After the Alabama in August 1977, Northernette's owners sold a controlling interest in her to American Peter M. Brant. Her conditioning was then taken over by future U.S. Racing Hall of Fame trainer, Frank Whiteley, whose son David, as well as Shug McGaughey, were both working as his assistants. In her first start for her new connections, Northernette won an allowance race at Woodbine before shipping south to Laurel Park in Maryland, where she won the Grade III Chrysanthemum Handicap. She finished the year with a runner-up finish in the Grade II Firenze Handicap, losing by a nose. Northernette's 1977 performances earned her Canadian Champion 3-Year-Old Filly honors.

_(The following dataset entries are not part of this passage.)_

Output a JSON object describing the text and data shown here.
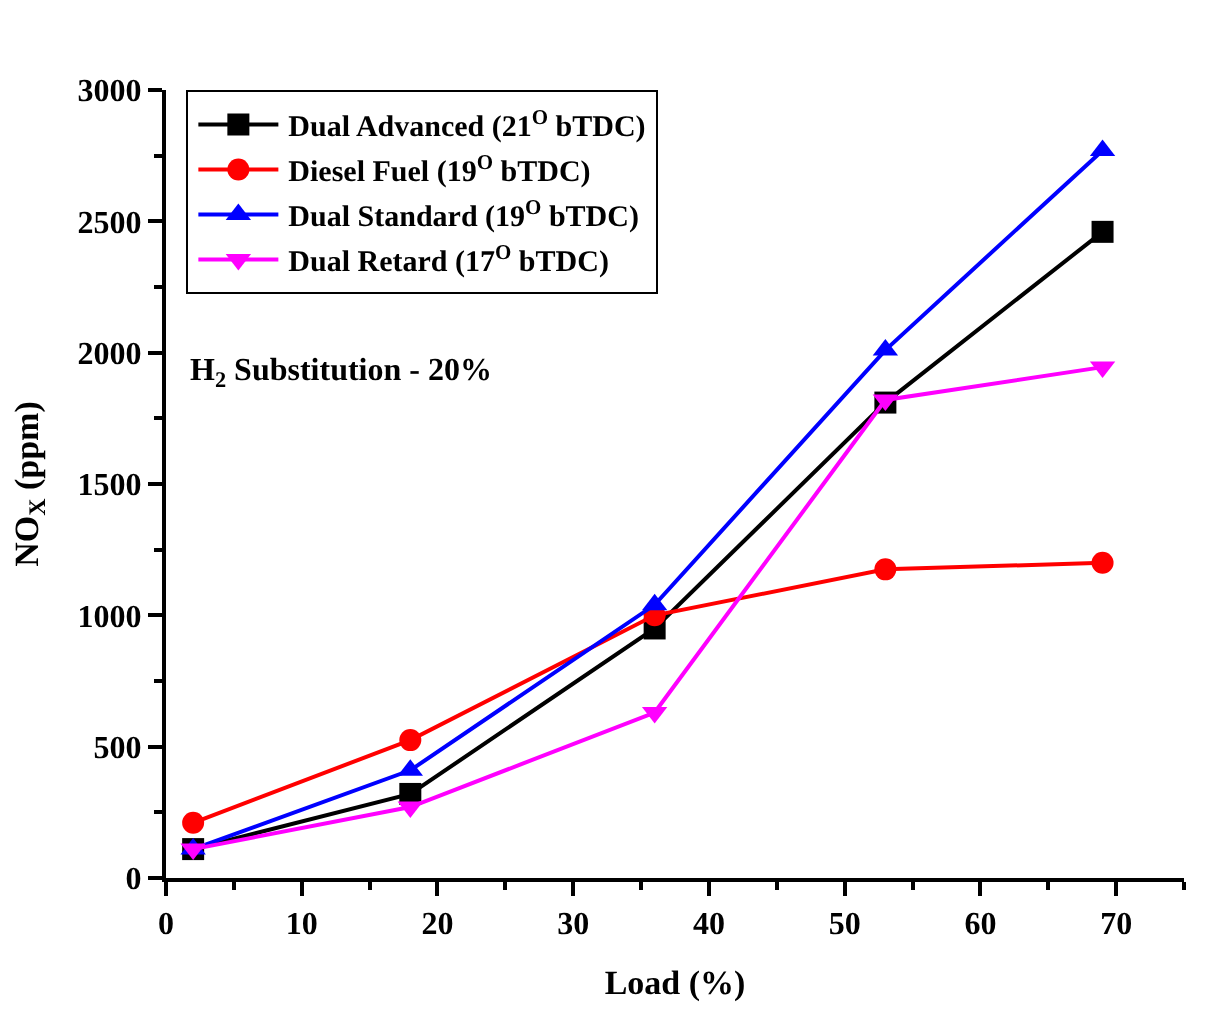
{
  "chart_data": {
    "type": "line",
    "xlabel": "Load (%)",
    "ylabel": "NO$_{X}$ (ppm)",
    "x": [
      2,
      18,
      36,
      53,
      69
    ],
    "series": [
      {
        "name": "Dual Advanced (21$^{O}$ bTDC)",
        "color": "#000000",
        "marker": "square",
        "values": [
          110,
          320,
          950,
          1810,
          2460
        ]
      },
      {
        "name": "Diesel Fuel (19$^{O}$ bTDC)",
        "color": "#ff0000",
        "marker": "circle",
        "values": [
          210,
          525,
          1000,
          1175,
          1200
        ]
      },
      {
        "name": "Dual Standard (19$^{O}$ bTDC)",
        "color": "#0000ff",
        "marker": "triangle",
        "values": [
          110,
          410,
          1040,
          2010,
          2770
        ]
      },
      {
        "name": "Dual Retard (17$^{O}$ bTDC)",
        "color": "#ff00ff",
        "marker": "triangle-down",
        "values": [
          110,
          270,
          630,
          1820,
          1945
        ]
      }
    ],
    "xlim": [
      0,
      75
    ],
    "xticks": [
      0,
      10,
      20,
      30,
      40,
      50,
      60,
      70
    ],
    "ylim": [
      0,
      3000
    ],
    "yticks": [
      0,
      500,
      1000,
      1500,
      2000,
      2500,
      3000
    ],
    "grid": false,
    "legend": "top left",
    "line_style": "solid",
    "annotations": [
      "H$_{2}$ Substitution - 20%"
    ]
  }
}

In 1978, Northernette recorded three wins and two second-place finishes from eleven starts. The highlights were her two Grade I wins, in both cases while under the care of one of Frank Whitely's assistant trainers. Under McGaughey, Northernette won the Apple Blossom Handicap at Oaklawn Park in Hot Springs, Arkansas then was sent north to Aqueduct Racetrack where David Whiteley saddled her to a win in the Top Flight Handicap. Later in the season, Northernette finished second to American Champion Three-Year-Old Filly Tempest Queen in the Spinster Stakes at Keeneland Race Course in Lexington, Kentucky.

Stud record

Retired to broodmare duty, Northernette became a successful producer, though not at the level of her dam South Ocean. Northernette's best offspring were American Grade I winner Scoot and Irish Group II winner Gold Crest, both by Mr. Prospector. Several of her daughters also became successful producers in North America, Europe and Japan. South Ocean and Northernette were both named reines-de-course, a term for influential broodmares, by pedigree expert Ellen Parker.
Northernette was inducted in the Canadian Horse Racing Hall of Fame in 1987.